Novo habeas corpus é negado à pichadora da Bienal, e caso pode ir para Brasília

Rodrigo Bertolotto
Do UOL Notícias
Em São Paulo (SP)

O desembargador Fernando Matallo, da 14ª Câmara de Direito Criminal de São Paulo, negou nesta quarta-feira (17) novo pedido de habeas corpus para Caroline Pivetta da Mota, que foi presa por pichar uma parede na Bienal de Artes de São Paulo. Na sexta passada, ele já havia indeferido um primeiro pedido.

FORA E DENTRO

  • Choque/Folha Imagem

    Caroline e amigos na Bienal frente a parede com frase "Fora Serra"

  • Choque/Folha Imagem

    Caroline é levada por PM para detenção que dura até agora

A defesa da pichadora está agora a cargo de um ex-auxiliar de Márcio Thomaz Bastos, ministro da Justiça durante a primeira gestão de Lula (2003-2006). O advogado Augusto de Arruda Botelho, que trabalhou quatro anos no escritório do ex-ministro, assumiu o caso, que passara antes por uma advogada contratada por um pichador amigo e depois ficou a cargo da Defensoria Pública.

Arruda Botelho aguarda até a tarde desta quinta para ver se será decretada a liberdade provisória da pichadora, que foi pedida pelos defensores públicos. Caso contrário, ele levará o caso para Brasília, tentando em instância superior o que a defesa não conseguiu até agora nos tribunais paulistas.

Mãe da detida, Rosemari Pivetta da Mota recebeu na última segunda-feira dois oferecimentos de ajuda.
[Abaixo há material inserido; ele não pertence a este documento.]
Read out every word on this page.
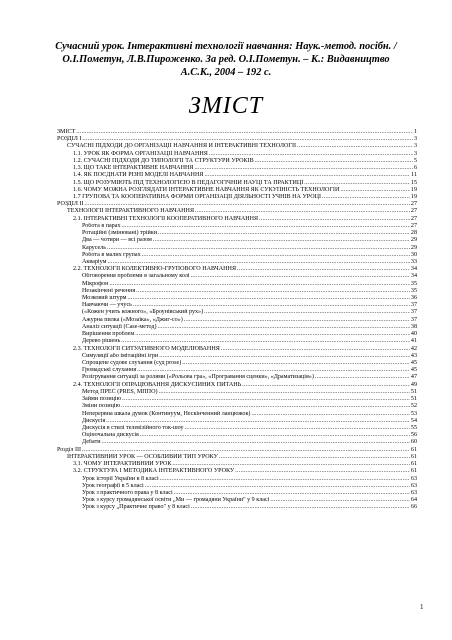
Сучасний урок. Інтерактивні технології навчання: Наук.-метод. посібн. /
О.І.Пометун, Л.В.Пироженко. За ред. О.І.Пометун. – К.: Видавництво
А.С.К., 2004 – 192 с.
ЗМІСТ
ЗМІСТ .....	1
РОЗДІЛ І .....	3
СУЧАСНІ ПІДХОДИ ДО ОРГАНІЗАЦІЇ НАВЧАННЯ Й ІНТЕРАКТИВНІ ТЕХНОЛОГІЇ .....	3
1.1. УРОК ЯК ФОРМА ОРГАНІЗАЦІЇ НАВЧАННЯ .....	3
1.2. СУЧАСНІ ПІДХОДИ ДО ТИПОЛОГІЇ ТА СТРУКТУРИ УРОКІВ .....	5
1.3. ЩО ТАКЕ ІНТЕРАКТИВНЕ НАВЧАННЯ .....	6
1.4. ЯК ПОЄДНАТИ РІЗНІ МОДЕЛІ НАВЧАННЯ .....	11
1.5. ЩО РОЗУМІЮТЬ ПІД ТЕХНОЛОГІЄЮ В ПЕДАГОГІЧНІЙ НАУЦІ ТА ПРАКТИЦІ .....	15
1.6. ЧОМУ МОЖНА РОЗГЛЯДАТИ ІНТЕРАКТИВНЕ НАВЧАННЯ ЯК СУКУПНІСТЬ ТЕХНОЛОГІЙ .....	19
1.7 ГРУПОВА ТА КООПЕРАТИВНА ФОРМИ ОРГАНІЗАЦІЇ ДІЯЛЬНОСТІ УЧНІВ НА УРОЦІ .....	19
РОЗДІЛ ІІ .....	27
ТЕХНОЛОГІЇ ІНТЕРАКТИВНОГО НАВЧАННЯ .....	27
2.1. ІНТЕРАКТИВНІ ТЕХНОЛОГІЇ КООПЕРАТИВНОГО НАВЧАННЯ .....	27
Робота в парах .....	27
Ротаційні (змінювані) трійки .....	28
Два — чотири — всі разом .....	29
Карусель .....	29
Робота в малих групах .....	30
Акваріум .....	33
2.2. ТЕХНОЛОГІЇ КОЛЕКТИВНО-ГРУПОВОГО НАВЧАННЯ .....	34
Обговорення проблеми в загальному колі .....	34
Мікрофон .....	35
Незакінчені речення .....	35
Мозковий штурм .....	36
Навчаючи — учусь .....	37
(«Кожен учить кожного», «Броунівський рух») .....	37
Ажурна пилка («Мозаїка», «Джиг-со») .....	37
Аналіз ситуації (Case-метод) .....	38
Вирішення проблем .....	40
Дерево рішень .....	41
2.3. ТЕХНОЛОГІЇ СИТУАТИВНОГО МОДЕЛЮВАННЯ .....	42
Симуляції або імітаційні ігри .....	43
Спрощене судове слухання (суд prose) .....	45
Громадські слухання .....	45
Розігрування ситуації за ролями («Рольова гра», «Програвання сценки», «Драматизація») .....	47
2.4. ТЕХНОЛОГІЇ ОПРАЦЮВАННЯ ДИСКУСІЙНИХ ПИТАНЬ .....	49
Метод ПРЕС (PRES, МППО) .....	51
Займи позицію .....	51
Зміни позицію .....	52
Неперервна шкала думок (Континуум, Нескінченний ланцюжок) .....	53
Дискусія .....	54
Дискусія в стилі телевізійного ток-шоу .....	55
Оціночальна дискусія .....	56
Дебати .....	60
Розділ ІІІ .....	61
ІНТЕРАКТИВНИЙ УРОК — ОСОБЛИВИЙ ТИП УРОКУ .....	61
3.1. ЧОМУ ІНТЕРАКТИВНИЙ УРОК .....	61
3.2. СТРУКТУРА І МЕТОДИКА ІНТЕРАКТИВНОГО УРОКУ .....	61
Урок історії України в 8 класі .....	63
Урок географії в 5 класі .....	63
Урок з практичного права у 8 класі .....	63
Урок з курсу громадянської освіти „Ми — громадяни України" у 9 класі .....	64
Урок з курсу „Практичне право" у 8 класі .....	66
1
Ela optou por Arruda Botelho, que já ganhou visibilidade na mídia por defender Freud Godoy, ex-assessor da Presidência, no caso da suposta compra de dossiê sobre políticos do PSDB nas eleições de 2006.

A outra oferta de ajuda partiu do próprio ministro da Cultura. Juca Ferreira ligou pessoalmente para a mãe da detida e ofereceu auxílio jurídico. O contato foi feito após Rosemari mandar um e-mail para o ministério agradecendo as declarações favoráveis à liberação de sua filha. Ferreira ligara anteriormente para o governador paulista, José Serra, e também para o presidente da Fundação Bienal, Manoel Francisco Pires da Costa, solicitação uma interferência.

O ministro da Cultura classificou o caso como "um escândalo". Foi a primeira manifestação de um político sobre a prisão. Antes, artistas fizeram protestos no fechamento da mostra, promoveram um abaixo-assinado pela liberação e se pronunciaram na imprensa contra a detenção. Já pichadores amigos de Caroline se manifestaram pintando muros no centro de São Paulo e a fachada da casa do ex-prefeito Celso Pitta.

Outra manifestação política veio na segunda-feira com o ministro da Secretaria Especial dos Direitos Humanos, Paulo de Tarso Vannuchi. Ele comparou a situação da pichadora com o caso do banqueiro Daniel Dantas. "A jovem está presa há 50 dias por ter pichado uma sala da Bienal. Infelizmente, Daniel Dantas ficou preso por muito menos tempo", afirmou o ministro.

Por pintar uma parede branca no andar vazio da Bienal, Caroline está sendo processada por destruição do patrimônio cultural, que prevê pena de um a três anos, dos quais ela, mesmo sem julgamento, já cumpriu quase dois meses, afinal está detida desde 26 de outubro. Atualmente, Caroline encontra-se na Penitenciária Feminina Sant'Ana, no Carandiru, depois de ter passado três dias no 36º Distrito Policial, localizado no bairro do Paraíso. Ela já tinha passagem policial por envolvimento em outras detenções de pichadores.